Lighttpd + PHP fastcgi woes

In trying to get more out of our webservers using a Lighttpd and PHP-FastCGI setup, I've come across some major issues that make it difficult to use. I hope this post will warn people of some of the bugs they might encounter and workaround that might need to be implemented until some of these are fixed.

First off, the parent PHP-CGI process spawns n number of children, depending on your PHP_FCGI_CHILDREN. However, if your webserver (lighttpd) is stopped, or restarted, the parent process does not kill its children and they all get orphaned.

The only way to get around this easily is by making sure that as soon as you need to stop or restart your webserver, you do a 'killall php-cgi' while the server is still down. There's a PHP bugreport open, which seems to indicate the issue also happens in Apache. Vote for it!

The second, more severe issue is that when you hit maximum capacity for your PHP backend, lighty will start serving HTTP 500 errors for all PHP requests, and does not seem to stop doing this until the webserver is restarted altogether. Although not completely sure, these bugs seem to be the relevant ones:

So yea, based on this information it turns out that there's a clear need for some smart process killing/webserver restarting scripts if you'd like to switch to lighttpd in a high load environment. I got pretty scared trying this after finding these bugs. Makes me think no one really tried it out under heavy loads, which leads me to some questions.. Hopefully some readers of this feed have some experience here.
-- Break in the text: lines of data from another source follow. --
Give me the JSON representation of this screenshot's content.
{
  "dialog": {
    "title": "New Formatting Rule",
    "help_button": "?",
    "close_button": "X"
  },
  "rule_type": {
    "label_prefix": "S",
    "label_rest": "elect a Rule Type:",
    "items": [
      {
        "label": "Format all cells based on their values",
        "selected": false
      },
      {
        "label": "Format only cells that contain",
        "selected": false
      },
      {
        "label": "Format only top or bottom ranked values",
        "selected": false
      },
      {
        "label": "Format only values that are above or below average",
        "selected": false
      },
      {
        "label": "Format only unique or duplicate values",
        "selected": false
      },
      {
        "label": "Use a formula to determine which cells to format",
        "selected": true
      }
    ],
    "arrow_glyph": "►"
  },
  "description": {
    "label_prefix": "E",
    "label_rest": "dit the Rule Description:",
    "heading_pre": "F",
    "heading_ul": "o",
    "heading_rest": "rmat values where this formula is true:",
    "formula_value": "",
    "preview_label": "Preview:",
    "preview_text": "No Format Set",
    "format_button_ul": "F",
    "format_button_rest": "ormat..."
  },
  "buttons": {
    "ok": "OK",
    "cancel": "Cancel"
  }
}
  1. Are you using lighttpd or an other alternative 'light' webserver using PHP under high load environments? Have you experienced similar issues?
  2. What are good ways around PHP's FCGI buggy behaviour (the buggy part is that PHP's parent process should return FCGI_OVERLOADED instead of timing out.) Should FCGI be avoided altogether at this point?
  3. What is a good way to come up with settings for 'max-procs' and 'PHP_FCGI_CHILDREN'. Reading other people's comment on this on the web people are all across the board, ranging from 1 for max-procs and 200 for PHP_FCGI_CHILDREN, to the exact opposite. Supposedly APC is isolated to 1 group of processes, so getting at least bigger groups of processes is important.
  4. And most importantly, whats your moms favourite color?